Para el filósofo mexicano Enrique Dussel, el impulso humano descontrolado por querer dominar todo lo que está alrededor de nosotros toma lugar en 1492 en algo denominado como la modernidad. Desde entonces, la lógica que rige nuestras relaciones y nuestro comportamiento para con el mundo es el aumento de la tasa de ganancia. Pero “el aumento de la tasa de ganancia es contrario al principio de vida”, dice Dussel. ¿Una prueba adicional? A pesar de que ya se habían documentado riesgos de una inminente pandemia, las compañías farmacéuticas no habían querido ocuparse del desarrollo de vacunas en el pasado, pues esto no representaba un beneficio en términos de dinero.
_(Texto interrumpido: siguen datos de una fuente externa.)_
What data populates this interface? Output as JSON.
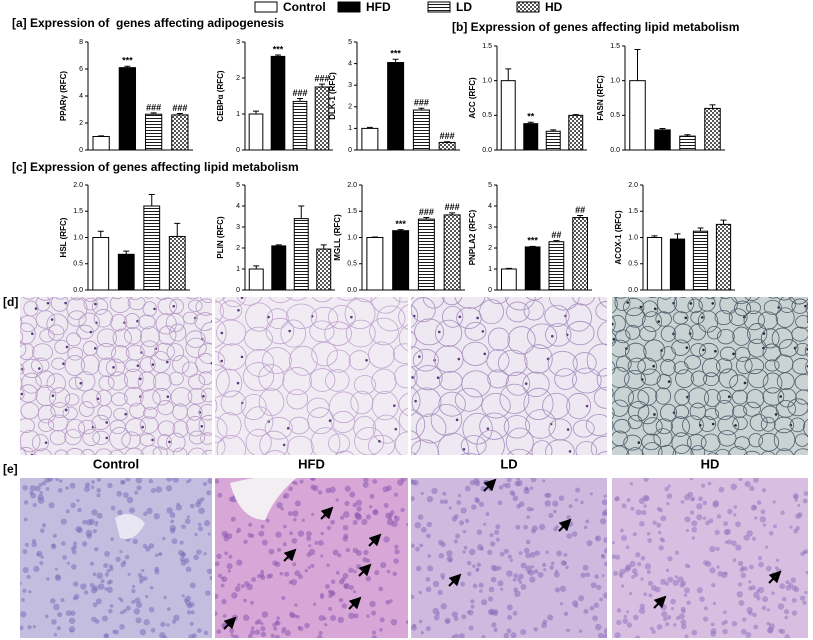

Si, como humanidad entera, no estamos dispuestos a suprimir las causas de nuestra enfermedad actual, lo único que nos espera en los próximos años será, muy posiblemente, muerte y sufrimiento; tal vez incluso el fin de toda la vida en la tierra. Pero preferimos cerrar los ojos, pensar que todo volverá a ser como antes en cuanto llegue la vacuna. Los gobiernos, los poderes económicos, los ciudadanos e incluso la ciencia podemos seguir creyendo que las políticas, las ideas, los descubrimientos, no utilizar popotes, comprar café orgánico o escribir artículos en Astrolabio servirá de algo a largo plazo. Lo cierto es que no. Si no aprendemos de nuestra enfermedad, si no actuamos inmediatamente y de manera global, todo estará pronto perdido.